Hoofdcategorieën
Home » Overige » Vijf klootzakken » Hoofdstuk twee
Vijf klootzakken
Geschreven door:
Onderdeel van:
Laatst bijgewerkt:
24 nov 2015 - 23:50
Aantal woorden:
1022
Aantal reacties:
3
Aantal keer gelezen:
392
Hoofdstuk twee
O F ;; "Alby is een klootzak."
woensdag, acht april.
03:37, 7°C.
Met een tekenblok, zijn telefoon en een ongezonde dosis wilskracht lukt het Newt om zijn shift te overleven. Door de getinte, van ‘2+1 gratis!’-stickers voorziene ramen kan hij de stad steeds donkerder zien worden, tot alleen nog het licht van de lantaarnpalen overblijft. Rood, blauw en groen licht flikkert af en toe door de duisternis – omdat de winkel zich in een zijstraatje van Broadway bevindt – maar verder is het op en top nacht buiten.
Hij maakt de laatste tekening voor zijn vorige commissieronde af tussen het helpen van de schaarse klanten door.

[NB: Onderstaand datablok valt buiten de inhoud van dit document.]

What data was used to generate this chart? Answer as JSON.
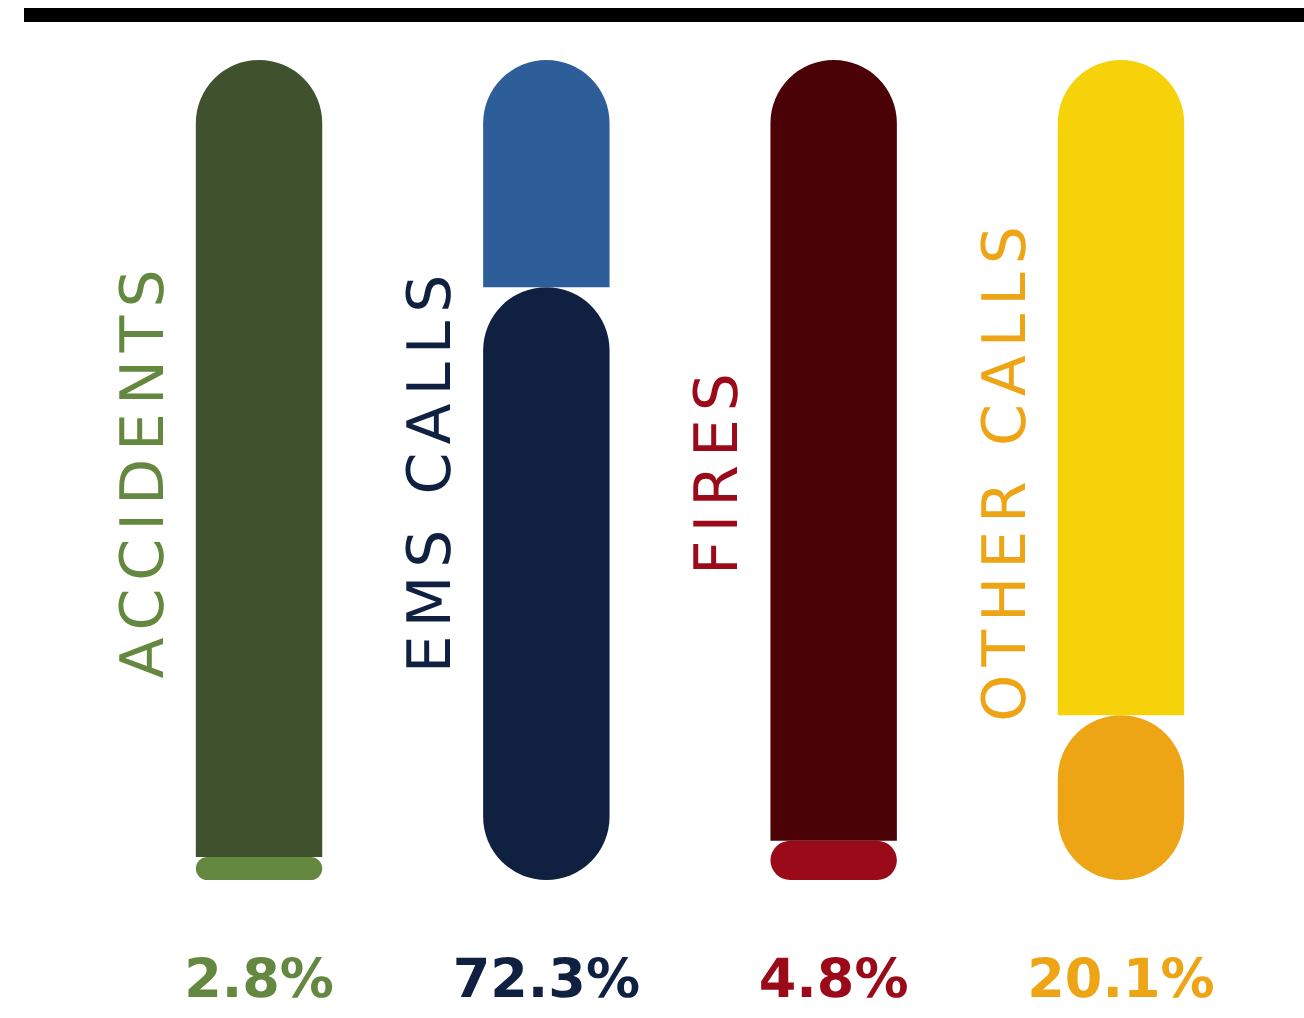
{
  "chart_data": {
    "type": "bar",
    "stacked": true,
    "categories": [
      "ACCIDENTS",
      "EMS CALLS",
      "FIRES",
      "OTHER CALLS"
    ],
    "series": [
      {
        "values": [
          2.8,
          72.3,
          4.8,
          20.1
        ],
        "colors": [
          "#658840",
          "#0f2040",
          "#9b0a18",
          "#eda516"
        ],
        "value_labels": [
          "2.8%",
          "72.3%",
          "4.8%",
          "20.1%"
        ]
      },
      {
        "values": [
          97.2,
          27.7,
          95.2,
          79.9
        ],
        "colors": [
          "#3f522d",
          "#2e5e99",
          "#4a0206",
          "#f5d20a"
        ]
      }
    ],
    "ylim": [
      0,
      100
    ]
  }
}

Bijna niemand wil tussen een en drie uur 's nachts stripboeken kopen.
Zoals Thomas tijdens de livestream raadde – met het ontploffen van zijn brein als resultaat – zijn het Matt Murdock (Daredevil) en Oliver Queen (Green Arrow) die samen op een dak naar een stad staan te kijken. “Ze behoren niet eens tot dezelfde universe!” had Thomas verontwaardigd geschreeuwd.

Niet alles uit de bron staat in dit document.